According with the material’s properties, the sliders will clean the screen by one of these methods:

  • For any material that contains near-sized particles that become lodged in the mesh openings, the separator’s vertical motion bounces the slider up onto the screen bottom, dislodging the near-size particles from the openings and freeing the openings for the next particles to be screened;
  • With a hard or friable material like granulated sugar, the slider breaks particles protruding from the mesh openings into smaller pieces so they can flow through and clear the openings.
  • With a soft, pliable material like plastic, the sliders can help the particles through the mesh openings;
  • With a fibrous material like rice hulls, the sliders’ horizontal wiping motion across the screen bottom will dislodge trapped fibers from the mesh openings.

Sliders are one of the simplest cleaning system and require almost no maintenance; when they’re worn, you can simply replace them.
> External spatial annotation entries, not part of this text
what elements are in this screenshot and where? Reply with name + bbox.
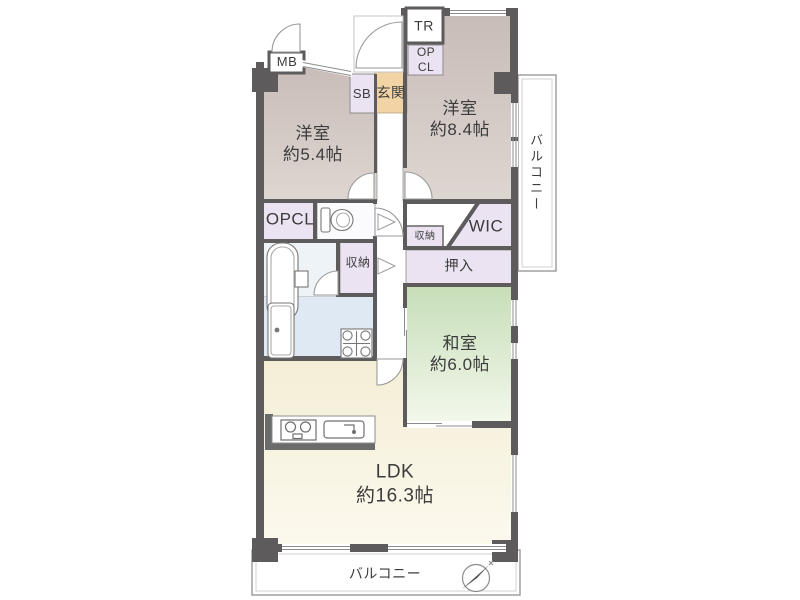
label-balcony-right: バルコニー bbox=[527, 133, 543, 213]
label-washitsu: 和室 約6.0帖 bbox=[430, 333, 490, 376]
label-oshiire: 押入 bbox=[445, 257, 474, 275]
washer-pan-icon bbox=[341, 329, 372, 358]
label-opcl-top: OP CL bbox=[417, 45, 435, 75]
label-genkan: 玄関 bbox=[377, 84, 406, 102]
stove-icon bbox=[281, 420, 316, 440]
label-shuno-bath: 収納 bbox=[345, 256, 370, 271]
label-ldk: LDK 約16.3帖 bbox=[356, 460, 434, 508]
mb-door-arc bbox=[272, 24, 300, 52]
label-wic: WIC bbox=[469, 215, 504, 236]
label-balcony-bottom: バルコニー bbox=[349, 565, 421, 583]
label-opcl-hall: OPCL bbox=[266, 208, 314, 229]
floor-plan: MB TR OP CL SB 玄関 洋室 約5.4帖 洋室 約8.4帖 OPCL… bbox=[0, 0, 800, 600]
entrance-area bbox=[354, 16, 403, 72]
label-shuno-wic: 収納 bbox=[415, 231, 436, 244]
label-sb: SB bbox=[353, 86, 371, 102]
label-yoshitsu1: 洋室 約5.4帖 bbox=[283, 123, 343, 166]
kitchen-sink-icon bbox=[324, 421, 364, 438]
toilet-icon bbox=[321, 208, 353, 232]
closet-pointers bbox=[378, 214, 395, 274]
vanity-icon bbox=[268, 303, 294, 358]
label-tr: TR bbox=[414, 17, 434, 35]
label-mb: MB bbox=[277, 54, 298, 70]
label-yoshitsu2: 洋室 約8.4帖 bbox=[430, 98, 490, 141]
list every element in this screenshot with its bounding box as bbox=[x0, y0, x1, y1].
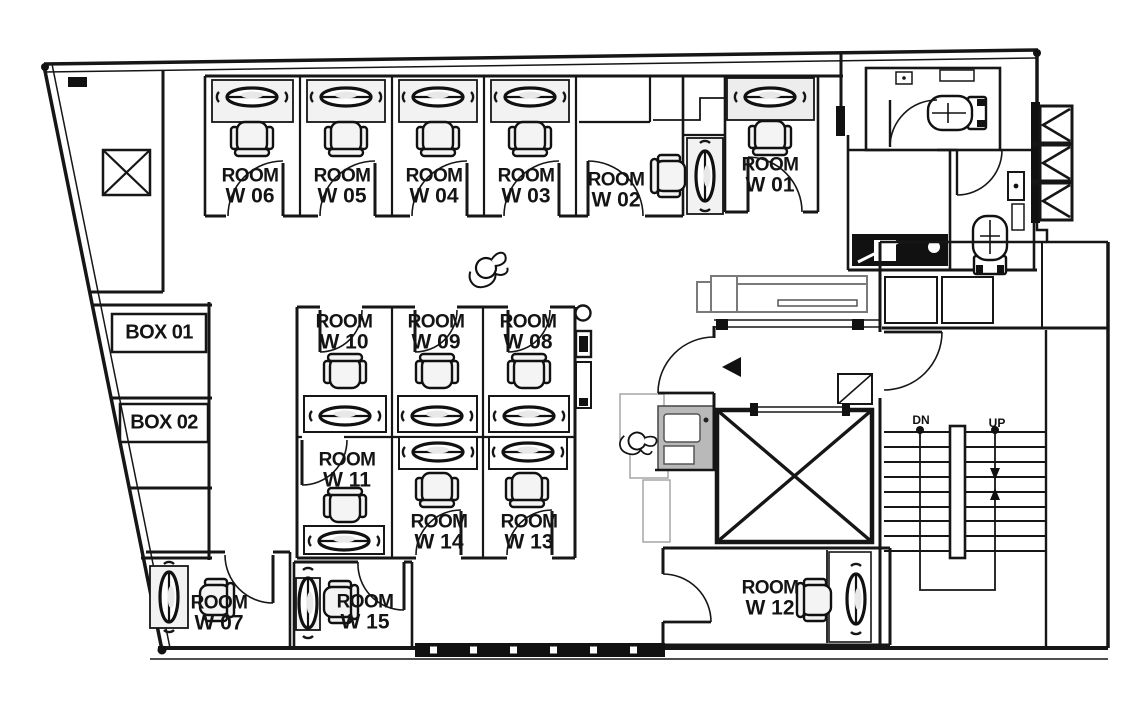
door-swing-icon bbox=[884, 332, 942, 390]
room-label-w15: ROOMW 15 bbox=[337, 593, 394, 634]
office-chair-icon bbox=[509, 122, 551, 156]
stairs-up-label: UP bbox=[989, 416, 1006, 430]
louver-vents bbox=[1031, 102, 1072, 223]
office-chair-icon bbox=[749, 121, 791, 155]
room-label-w03: ROOMW 03 bbox=[498, 167, 555, 208]
elevator-x-icon bbox=[717, 410, 872, 542]
office-chair-icon bbox=[506, 473, 548, 507]
desk-w06 bbox=[212, 80, 293, 122]
door-swing-icon bbox=[658, 337, 714, 393]
desk-w04 bbox=[399, 80, 477, 122]
room-label-w04: ROOMW 04 bbox=[406, 167, 463, 208]
office-chair-icon bbox=[325, 122, 367, 156]
toilet-icon bbox=[928, 96, 986, 130]
elevator-call-marker bbox=[722, 357, 741, 377]
room-label-w05: ROOMW 05 bbox=[314, 167, 371, 208]
office-chair-icon bbox=[508, 354, 550, 388]
room-label-w13: ROOMW 13 bbox=[501, 513, 558, 554]
kitchenette bbox=[618, 394, 717, 542]
desk-w14 bbox=[399, 437, 477, 469]
corner-dot bbox=[1033, 49, 1041, 57]
box-01-label: BOX 01 bbox=[125, 322, 193, 345]
room-label-w12: ROOMW 12 bbox=[742, 579, 799, 620]
stairwell bbox=[880, 242, 1108, 648]
wall-marker bbox=[68, 77, 87, 87]
room-label-w14: ROOMW 14 bbox=[411, 513, 468, 554]
door-swing-icon bbox=[663, 574, 711, 622]
shaft-closet bbox=[885, 277, 937, 323]
door-jamb bbox=[716, 319, 728, 330]
fire-extinguisher-icon bbox=[576, 306, 591, 321]
office-chair-icon bbox=[797, 579, 831, 621]
toilet-icon bbox=[973, 216, 1007, 274]
stairs-icon bbox=[884, 426, 1046, 590]
office-chair-icon bbox=[324, 354, 366, 388]
door-swing-icon bbox=[957, 150, 1002, 195]
sofa-icon bbox=[697, 276, 867, 312]
desk-w11 bbox=[304, 526, 384, 554]
service-room bbox=[90, 70, 163, 292]
desk-w08 bbox=[489, 396, 569, 432]
desk-w01 bbox=[727, 78, 814, 120]
desk-w12 bbox=[829, 552, 871, 642]
person-top-view-icon bbox=[465, 251, 513, 291]
elevator bbox=[717, 403, 872, 542]
desk-w15 bbox=[296, 568, 320, 638]
corner-dot bbox=[41, 63, 49, 71]
room-label-w09: ROOMW 09 bbox=[408, 313, 465, 354]
desk-w09 bbox=[398, 396, 477, 432]
shaft-x-icon bbox=[103, 150, 150, 195]
office-chair-icon bbox=[416, 473, 458, 507]
room-label-w08: ROOMW 08 bbox=[500, 313, 557, 354]
floor-plan-drawing bbox=[0, 0, 1147, 713]
room-label-w02: ROOMW 02 bbox=[588, 171, 645, 212]
person-top-view-icon bbox=[618, 429, 658, 460]
desk-w10 bbox=[304, 396, 386, 432]
stairs-down-label: DN bbox=[912, 413, 929, 427]
office-chair-icon bbox=[416, 354, 458, 388]
room-label-w01: ROOMW 01 bbox=[742, 156, 799, 197]
box-02-label: BOX 02 bbox=[130, 412, 198, 435]
room-label-w10: ROOMW 10 bbox=[316, 313, 373, 354]
shelf bbox=[940, 70, 974, 81]
kitchen-counter-icon bbox=[852, 234, 948, 266]
room-label-w07: ROOMW 07 bbox=[191, 594, 248, 635]
office-chair-icon bbox=[417, 122, 459, 156]
desk-w03 bbox=[491, 80, 569, 122]
door-jamb bbox=[836, 106, 845, 136]
desk-w05 bbox=[307, 80, 385, 122]
office-chair-icon bbox=[324, 488, 366, 522]
desk-w13 bbox=[489, 437, 567, 469]
room-label-w11: ROOMW 11 bbox=[319, 451, 376, 492]
door-jamb bbox=[852, 319, 864, 330]
room-label-w06: ROOMW 06 bbox=[222, 167, 279, 208]
corner-dot bbox=[158, 646, 167, 655]
floor-plan: ROOMW 06 ROOMW 05 ROOMW 04 ROOMW 03 ROOM… bbox=[0, 0, 1147, 713]
desk-w02-alcove bbox=[687, 138, 723, 214]
office-chair-icon bbox=[651, 155, 685, 197]
window-band bbox=[415, 643, 665, 657]
desk-w07 bbox=[150, 562, 188, 632]
shaft-closet bbox=[942, 277, 993, 323]
office-chair-icon bbox=[231, 122, 273, 156]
They’re especially well-suited to use with fine-mesh screens because of their low impact energy and the shearing, wiping action they apply to clean the mesh openings. However, the sliders’ impact on the perforated metal plate makes this cleaning method noisy. Sliders aren’t well-suited to materials that tend to ball up or agglomerate inside the sliders, such as toner powder, or materials with extremely hard, irregularly shaped particles, which can partially protrude through the mesh openings and stop the sliders’ motion. The small amount of heat the sliders generate can fuse heat-sensitive materials, like paint powders and some plastics.